Falls are a major health concern for older adults worldwide, not only because of the potential for fractures and head injuries, but also for the emotional toll—the fear and anxiety—that can develop as a result of an injury or close call. While the literature on fall interventions is vast, there is limited understanding about the best methods for preventing falls. The authors conducted an extensive review and analysis of relevant, rigorous research trials to assess the relative effectiveness of different types of fall interventions. Under comparison were falls risk assessment and management programs, exercise programs, environmental modification programs, and educational interventions.
The main purpose of the analysis of the extensive research literature (a meta-analysis) was to assess the relative effectiveness of four main types of interventions to prevent falls in older adults, as compared to either a “usual care” group or control group that received no interventions to prevent falls.
The research team analyzed the research literature to find articles that met the precise inclusion criteria for the study. Criteria included a focus on falls prevention, studies that collected data on participants aged 60 or older, randomized controlled trials, and the inclusion of a comparison control group. The study interventions were classified based on content and methods, and two outcomes were pinpointed—falling at least once during a follow-up period of 6 to 18 months and total number of falls in the average follow-up period—to come up with a monthly fall rate. From 830 articles, 40 were ultimately analyzed and contributed data to the meta-analyses. Data on participants who fell at least once came from 22 studies (26 intervention groups), while data on monthly rate of falling came from 27 studies (30 intervention groups). Statistical analyses were performed to arrive at risk ratios and incidence rate ratios comparing falls in intervention groups as compared with control groups. Since none of the studies included in the meta-analysis directly measured the comparative effectiveness of different fall intervention components, the current study set out to model the effect of individual components while controlling for the rest of the components.
Among the interventions studied, the authors could not detect effectiveness of environmental modification programs or educational interventions. Multifactorial falls risk assessment and management programs were found to be most effective at reducing risk of falling and the monthly rate of falling, while exercise programs were also effective at reducing the risk of falls.
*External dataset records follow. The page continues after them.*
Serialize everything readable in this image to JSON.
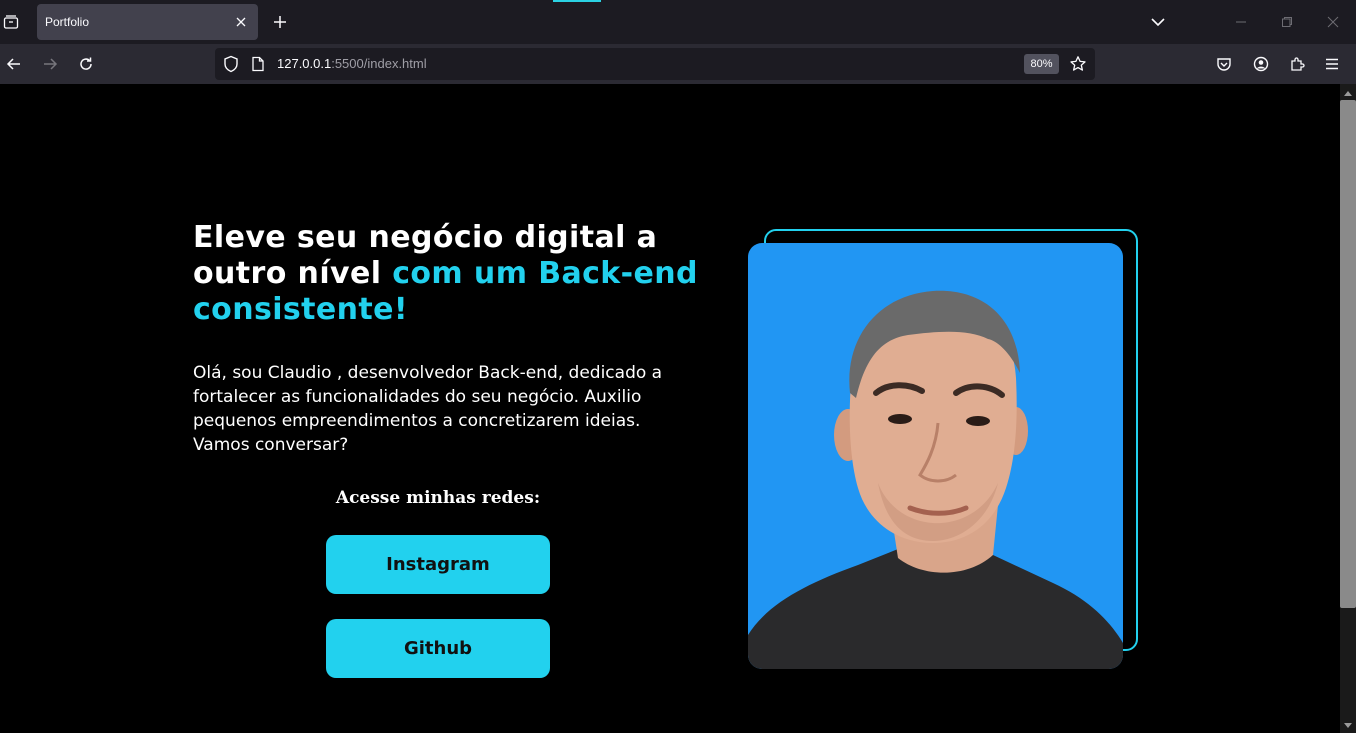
{
  "browser": {
    "tab_title": "Portfolio",
    "url_host": "127.0.0.1",
    "url_rest": ":5500/index.html",
    "zoom": "80%"
  },
  "hero": {
    "headline_white": "Eleve seu negócio digital a outro nível ",
    "headline_accent": "com um Back-end consistente!",
    "intro": "Olá, sou Claudio , desenvolvedor Back-end, dedicado a fortalecer as funcionalidades do seu negócio. Auxilio pequenos empreendimentos a concretizarem ideias. Vamos conversar?",
    "social_label": "Acesse minhas redes:",
    "buttons": [
      {
        "label": "Instagram"
      },
      {
        "label": "Github"
      }
    ]
  },
  "colors": {
    "accent": "#22d1ee",
    "photo_background": "#2196f3",
    "page_background": "#000000"
  }
}
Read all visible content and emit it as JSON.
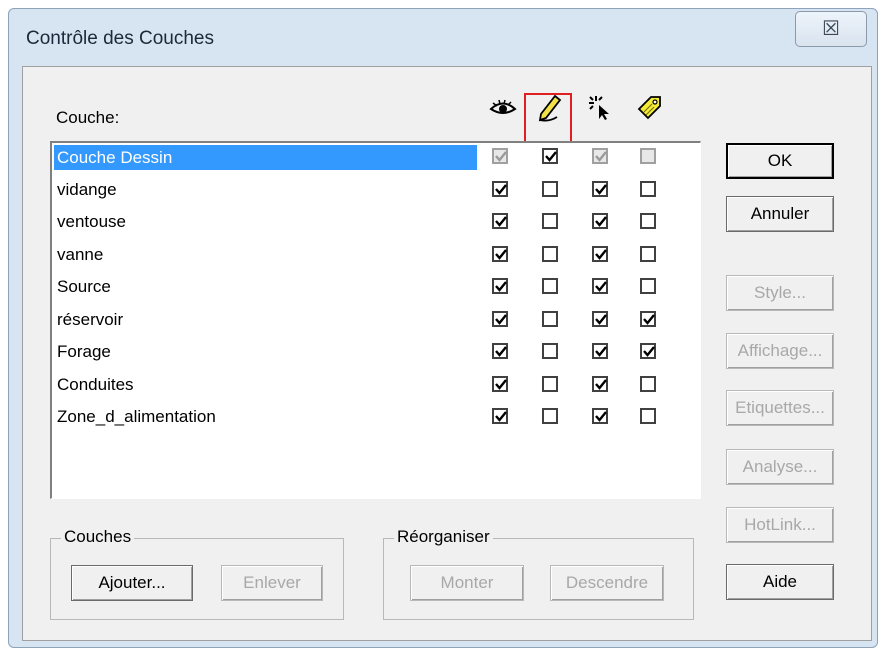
{
  "window": {
    "title": "Contrôle des Couches",
    "close_glyph": "☒"
  },
  "list_header": {
    "label": "Couche:",
    "columns": [
      {
        "icon": "eye-icon"
      },
      {
        "icon": "pencil-icon"
      },
      {
        "icon": "cursor-select-icon"
      },
      {
        "icon": "tag-icon"
      }
    ]
  },
  "layers": [
    {
      "name": "Couche Dessin",
      "selected": true,
      "visible": true,
      "editable": true,
      "selectable": true,
      "labels": false,
      "disabled": [
        true,
        false,
        true,
        true
      ]
    },
    {
      "name": "vidange",
      "visible": true,
      "editable": false,
      "selectable": true,
      "labels": false
    },
    {
      "name": "ventouse",
      "visible": true,
      "editable": false,
      "selectable": true,
      "labels": false
    },
    {
      "name": "vanne",
      "visible": true,
      "editable": false,
      "selectable": true,
      "labels": false
    },
    {
      "name": "Source",
      "visible": true,
      "editable": false,
      "selectable": true,
      "labels": false
    },
    {
      "name": "réservoir",
      "visible": true,
      "editable": false,
      "selectable": true,
      "labels": true
    },
    {
      "name": "Forage",
      "visible": true,
      "editable": false,
      "selectable": true,
      "labels": true
    },
    {
      "name": "Conduites",
      "visible": true,
      "editable": false,
      "selectable": true,
      "labels": false
    },
    {
      "name": "Zone_d_alimentation",
      "visible": true,
      "editable": false,
      "selectable": true,
      "labels": false
    }
  ],
  "side_buttons": {
    "ok": "OK",
    "cancel": "Annuler",
    "style": "Style...",
    "display": "Affichage...",
    "labels": "Etiquettes...",
    "analysis": "Analyse...",
    "hotlink": "HotLink...",
    "help": "Aide"
  },
  "layers_group": {
    "legend": "Couches",
    "add": "Ajouter...",
    "remove": "Enlever"
  },
  "reorder_group": {
    "legend": "Réorganiser",
    "up": "Monter",
    "down": "Descendre"
  }
}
The availability of original studies to pull into the meta-analysis of previous, relevant literature was one limitation. Also, none of the studies in the meta-analysis compared the interventions to each other; therefore, the current study used an indirect method to assess relative effectiveness of different intervention programs. Indirect comparisons can be less powerful than direct comparisons. Double blinding in falls intervention trials is not conceptually possible, but nonetheless is a limitation of the studies in the meta-analysis that should be noted. Until more seamless methods exist for measuring falls without oversight, it will be impossible to conceal intervention allocation to those involved in the study taking the measurements. An additional limitation of the study is that the outcome of monthly rate of falling is impacted by the correlation within patients. While monthly rates distribute the number of falls across individuals, some individuals have the potential to contribute a larger number of falls than others, and falls within an individual are correlated to their other falls and cannot be treated as independent falls.